By the way, Hass' name, and the avocado that bears it, is properly pronounced to rhyme with "pass," "lass" and "mass." True, a lot of people say "Hah-ss," and some supermarket produce managers even spell it as "Haas" on the avocado bins. I guess they think it sounds tonier and more upscale. But Rudolph's son Charles Hass has assured me that it's Hass-rhymes- with-pass.
Anyway, Hass tried three times to graft some Fuerte avocado buds on the root-stock tree, but they wouldn't take. He thought about cutting down the uncooperative tree, but by then he had moved to Pasadena to be a postman, so he let it grow - and by the early 1930s it was producing its own fruit.

Problem was, the avocados from the root-stock tree were ugly, with a thick, bumpy, purple-black skin and a strange shape, not at all like the smooth, thin-skinned green Fuertes. They didn't look like anything anyone would ever want to eat.

Who actually first ate one is a subject of debate. The late Joseph E. Upton of La Habra, who lived on the Hass place for a while, told me years ago that he had tried the tree's avocados, found them to be delicious and brought them to Mr. Hass' attention. Charles Hass recalls that it was his older brothers who first tried them and then got their father to spare the tree.

However it happened, Rudolph Hass realized he had a good thing on his hands. Outwardly ugly as they were, on the inside the avocados were creamy and nutty-tasting, with an oil content of 18 percent. In 1935 Hass took out a patent on what he called a "new and improved variety of avocado," and made a deal with H.H. Brokaw, a Whittier nurseryman, to sell buds from the tree to be grafted onto other root-stock trees. The avocados thus produced would be exact genetic replicas of the avocados from Hass' tree.
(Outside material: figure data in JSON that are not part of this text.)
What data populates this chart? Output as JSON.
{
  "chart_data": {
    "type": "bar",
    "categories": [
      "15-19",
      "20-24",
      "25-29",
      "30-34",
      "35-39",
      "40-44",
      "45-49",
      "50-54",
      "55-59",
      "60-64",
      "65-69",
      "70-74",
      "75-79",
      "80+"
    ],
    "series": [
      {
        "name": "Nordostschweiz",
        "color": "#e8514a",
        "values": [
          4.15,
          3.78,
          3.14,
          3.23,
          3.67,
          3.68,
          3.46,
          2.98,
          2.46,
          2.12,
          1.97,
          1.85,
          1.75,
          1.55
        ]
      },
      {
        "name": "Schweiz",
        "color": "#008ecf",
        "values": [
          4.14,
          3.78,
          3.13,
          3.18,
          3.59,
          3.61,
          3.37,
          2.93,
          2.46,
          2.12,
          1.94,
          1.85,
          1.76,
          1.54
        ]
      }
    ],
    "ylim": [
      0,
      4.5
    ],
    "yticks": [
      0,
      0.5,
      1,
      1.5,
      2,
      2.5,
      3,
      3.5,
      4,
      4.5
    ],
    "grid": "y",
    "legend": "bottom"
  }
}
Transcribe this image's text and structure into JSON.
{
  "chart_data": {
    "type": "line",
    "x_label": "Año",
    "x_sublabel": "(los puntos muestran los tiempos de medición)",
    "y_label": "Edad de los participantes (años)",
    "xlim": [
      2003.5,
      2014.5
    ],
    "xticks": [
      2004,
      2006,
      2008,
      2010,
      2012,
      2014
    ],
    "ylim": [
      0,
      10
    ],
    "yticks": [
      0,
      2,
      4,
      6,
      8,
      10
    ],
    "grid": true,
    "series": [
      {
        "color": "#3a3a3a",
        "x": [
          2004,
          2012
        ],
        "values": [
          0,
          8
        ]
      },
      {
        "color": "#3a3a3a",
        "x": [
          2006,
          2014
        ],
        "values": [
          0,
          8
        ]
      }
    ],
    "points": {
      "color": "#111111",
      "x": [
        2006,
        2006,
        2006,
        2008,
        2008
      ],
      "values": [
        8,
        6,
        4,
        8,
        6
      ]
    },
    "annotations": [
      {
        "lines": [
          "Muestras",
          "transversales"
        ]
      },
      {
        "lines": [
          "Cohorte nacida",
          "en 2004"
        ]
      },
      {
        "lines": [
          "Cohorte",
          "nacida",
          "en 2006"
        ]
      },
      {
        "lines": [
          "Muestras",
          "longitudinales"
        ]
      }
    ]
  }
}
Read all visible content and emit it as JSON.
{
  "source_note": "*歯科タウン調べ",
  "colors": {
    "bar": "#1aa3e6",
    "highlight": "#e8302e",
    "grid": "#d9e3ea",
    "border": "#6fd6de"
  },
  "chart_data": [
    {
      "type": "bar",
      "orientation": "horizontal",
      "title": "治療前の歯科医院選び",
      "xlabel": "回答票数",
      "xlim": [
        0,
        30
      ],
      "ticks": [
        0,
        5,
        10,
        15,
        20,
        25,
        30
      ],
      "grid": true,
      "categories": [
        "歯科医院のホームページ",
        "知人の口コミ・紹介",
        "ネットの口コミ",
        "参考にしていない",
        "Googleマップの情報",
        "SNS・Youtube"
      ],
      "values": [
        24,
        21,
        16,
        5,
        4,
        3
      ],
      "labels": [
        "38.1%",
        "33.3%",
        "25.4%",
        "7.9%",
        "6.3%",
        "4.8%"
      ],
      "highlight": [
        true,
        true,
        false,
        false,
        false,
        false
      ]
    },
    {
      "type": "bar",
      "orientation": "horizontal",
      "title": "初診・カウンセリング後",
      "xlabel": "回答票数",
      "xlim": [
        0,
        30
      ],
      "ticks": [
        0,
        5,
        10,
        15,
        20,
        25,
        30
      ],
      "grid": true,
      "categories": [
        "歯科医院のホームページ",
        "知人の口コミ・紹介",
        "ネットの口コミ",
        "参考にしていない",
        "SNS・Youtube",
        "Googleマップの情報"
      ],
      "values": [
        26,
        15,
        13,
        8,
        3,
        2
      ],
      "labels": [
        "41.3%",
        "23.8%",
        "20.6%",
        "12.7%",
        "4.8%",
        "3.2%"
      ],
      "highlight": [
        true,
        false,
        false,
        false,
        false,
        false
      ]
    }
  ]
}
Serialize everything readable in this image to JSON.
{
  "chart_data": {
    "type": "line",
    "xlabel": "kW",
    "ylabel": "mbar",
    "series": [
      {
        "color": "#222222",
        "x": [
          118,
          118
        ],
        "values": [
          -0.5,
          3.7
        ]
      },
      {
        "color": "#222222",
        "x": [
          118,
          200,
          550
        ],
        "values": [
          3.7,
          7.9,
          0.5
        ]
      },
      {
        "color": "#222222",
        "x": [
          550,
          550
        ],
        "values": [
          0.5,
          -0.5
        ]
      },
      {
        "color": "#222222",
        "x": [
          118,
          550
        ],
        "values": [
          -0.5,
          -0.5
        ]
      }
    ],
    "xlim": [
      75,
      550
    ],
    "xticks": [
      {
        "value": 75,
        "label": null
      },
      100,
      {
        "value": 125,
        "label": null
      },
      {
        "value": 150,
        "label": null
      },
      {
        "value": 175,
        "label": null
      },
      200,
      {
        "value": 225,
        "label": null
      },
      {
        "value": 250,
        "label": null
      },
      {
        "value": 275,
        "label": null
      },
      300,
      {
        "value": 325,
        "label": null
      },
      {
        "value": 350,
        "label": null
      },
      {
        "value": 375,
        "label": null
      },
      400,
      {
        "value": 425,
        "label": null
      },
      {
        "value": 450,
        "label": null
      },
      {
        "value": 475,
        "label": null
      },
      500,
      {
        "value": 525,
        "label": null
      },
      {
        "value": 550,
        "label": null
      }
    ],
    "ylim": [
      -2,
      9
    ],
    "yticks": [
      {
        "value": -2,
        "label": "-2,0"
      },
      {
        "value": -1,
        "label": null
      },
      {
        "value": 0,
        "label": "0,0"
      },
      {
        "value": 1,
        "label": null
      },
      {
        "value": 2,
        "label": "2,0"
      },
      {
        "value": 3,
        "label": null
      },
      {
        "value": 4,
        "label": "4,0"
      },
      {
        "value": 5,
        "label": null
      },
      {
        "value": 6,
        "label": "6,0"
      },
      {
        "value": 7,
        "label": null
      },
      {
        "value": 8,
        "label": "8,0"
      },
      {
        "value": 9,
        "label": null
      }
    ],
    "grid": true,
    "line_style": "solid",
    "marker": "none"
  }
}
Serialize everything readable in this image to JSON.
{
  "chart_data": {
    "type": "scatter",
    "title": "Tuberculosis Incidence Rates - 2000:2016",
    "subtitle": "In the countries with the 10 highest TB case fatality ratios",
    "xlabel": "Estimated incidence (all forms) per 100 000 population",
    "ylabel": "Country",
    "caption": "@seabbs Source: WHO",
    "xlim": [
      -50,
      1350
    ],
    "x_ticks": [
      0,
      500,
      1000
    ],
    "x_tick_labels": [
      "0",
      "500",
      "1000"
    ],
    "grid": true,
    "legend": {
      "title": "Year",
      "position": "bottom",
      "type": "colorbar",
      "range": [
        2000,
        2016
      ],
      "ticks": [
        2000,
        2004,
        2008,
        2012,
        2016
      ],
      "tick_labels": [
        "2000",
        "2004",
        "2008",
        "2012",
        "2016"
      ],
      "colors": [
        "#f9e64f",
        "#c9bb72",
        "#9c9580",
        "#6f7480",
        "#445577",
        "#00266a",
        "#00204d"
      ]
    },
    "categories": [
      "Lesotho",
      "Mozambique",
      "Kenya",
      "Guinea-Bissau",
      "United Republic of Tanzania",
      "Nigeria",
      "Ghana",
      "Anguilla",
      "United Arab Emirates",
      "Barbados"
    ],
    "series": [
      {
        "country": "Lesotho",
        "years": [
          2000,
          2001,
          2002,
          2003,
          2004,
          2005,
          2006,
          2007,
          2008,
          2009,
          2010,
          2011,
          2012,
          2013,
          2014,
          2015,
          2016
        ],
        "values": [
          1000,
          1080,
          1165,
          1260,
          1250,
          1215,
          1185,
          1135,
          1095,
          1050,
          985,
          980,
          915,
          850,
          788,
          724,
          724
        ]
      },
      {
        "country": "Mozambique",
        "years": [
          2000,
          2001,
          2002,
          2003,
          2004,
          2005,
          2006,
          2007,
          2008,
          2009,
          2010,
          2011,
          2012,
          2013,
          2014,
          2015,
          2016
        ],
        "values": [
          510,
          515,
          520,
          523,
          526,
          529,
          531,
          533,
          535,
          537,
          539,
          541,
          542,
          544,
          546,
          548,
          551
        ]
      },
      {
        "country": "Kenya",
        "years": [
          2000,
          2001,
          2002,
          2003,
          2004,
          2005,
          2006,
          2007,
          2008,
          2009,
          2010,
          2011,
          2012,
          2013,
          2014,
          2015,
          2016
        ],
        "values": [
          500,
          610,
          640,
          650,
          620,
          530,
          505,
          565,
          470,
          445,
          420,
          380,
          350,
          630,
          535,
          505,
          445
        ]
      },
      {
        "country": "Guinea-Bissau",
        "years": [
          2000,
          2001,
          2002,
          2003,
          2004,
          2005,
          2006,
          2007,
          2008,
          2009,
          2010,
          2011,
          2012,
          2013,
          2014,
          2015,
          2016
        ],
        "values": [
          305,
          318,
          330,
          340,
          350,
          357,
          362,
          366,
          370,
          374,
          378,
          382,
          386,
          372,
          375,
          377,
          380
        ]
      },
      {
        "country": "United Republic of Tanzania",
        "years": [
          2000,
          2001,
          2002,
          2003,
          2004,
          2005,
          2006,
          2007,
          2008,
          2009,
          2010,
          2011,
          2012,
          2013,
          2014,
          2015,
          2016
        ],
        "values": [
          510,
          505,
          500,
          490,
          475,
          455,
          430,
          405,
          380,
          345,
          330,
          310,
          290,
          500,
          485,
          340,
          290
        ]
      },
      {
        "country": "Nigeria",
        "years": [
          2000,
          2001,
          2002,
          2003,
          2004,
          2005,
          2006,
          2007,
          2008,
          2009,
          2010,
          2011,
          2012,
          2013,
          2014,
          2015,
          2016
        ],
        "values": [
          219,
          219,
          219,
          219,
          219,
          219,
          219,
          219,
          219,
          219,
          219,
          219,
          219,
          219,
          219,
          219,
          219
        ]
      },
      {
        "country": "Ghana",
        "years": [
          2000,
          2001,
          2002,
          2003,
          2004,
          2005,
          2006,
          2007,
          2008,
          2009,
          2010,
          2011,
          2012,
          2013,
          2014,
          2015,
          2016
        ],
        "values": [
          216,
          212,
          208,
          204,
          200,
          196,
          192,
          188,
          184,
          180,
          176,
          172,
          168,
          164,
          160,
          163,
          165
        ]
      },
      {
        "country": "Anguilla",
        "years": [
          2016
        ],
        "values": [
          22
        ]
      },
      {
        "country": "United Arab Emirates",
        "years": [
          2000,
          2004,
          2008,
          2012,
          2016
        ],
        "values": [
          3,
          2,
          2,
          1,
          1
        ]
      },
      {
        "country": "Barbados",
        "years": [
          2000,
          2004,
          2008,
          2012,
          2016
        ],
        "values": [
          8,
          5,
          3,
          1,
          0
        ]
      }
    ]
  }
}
But it was hard overcoming resistance to the Hass avocados' outside appearance. It wasn't until the 1960s that the Hass avocado really took off, and by then both Mr. Hass and his patent had long since expired. Charles Hass says his dad made less than $5,000 on the Hass avocado.
Today, of course, such a patent would be worth millions. According to Wayne Brydon of the California Avocado Society, almost all avocados now grown commercially in the U.S. are Hass avocados, which are favored for their tough skins - which increases shelf life - and for the trees' long maturity and high yields.

He estimates there are 5.5 million commercial Hass avocado trees in California, and perhaps 30 million worldwide - and every one of the avocados from them is the genetic offspring of that lone tree in La Habra Heights.

As for the Mother Tree herself, she grew to a height of about 50 feet and annually yielded about 500 pounds of avocados. In the early 1970s a house was built on the property on West Road, but DeWitt Etheridge and his late wife, Joan, who lived in the house for years, graciously allowed visitors to come into their front yard to see the Mother Tree and the bronze plaque placed beneath it by the California Avocado Society and the La Habra Historical Society.
Now all that's left is the plaque. The Mother Tree had started suffering from root rot, and despite efforts to save her, in 2002, at the age of 76, the Mother Tree died and had to be cut down.

"I miss it," DeWitt Etheridge, who's now 80, told me when I stopped by the other day. "That was a good tree."

Hank Brokaw, the nephew of H.H., has the wood from the Mother Tree at his nursery in Saticoy, and has been using it to make commemorative gavels and wooden plaques for avocado aficionados and various historical groups. Some of the wood also went to Rudolph Hass' descendants.

And that's the story of the Hass Mother Tree. She may be gone, but her 30 million direct descendants live on, still putting avocados on our tables. So even though she was just a tree, maybe it's only fitting that we remember her from time to time.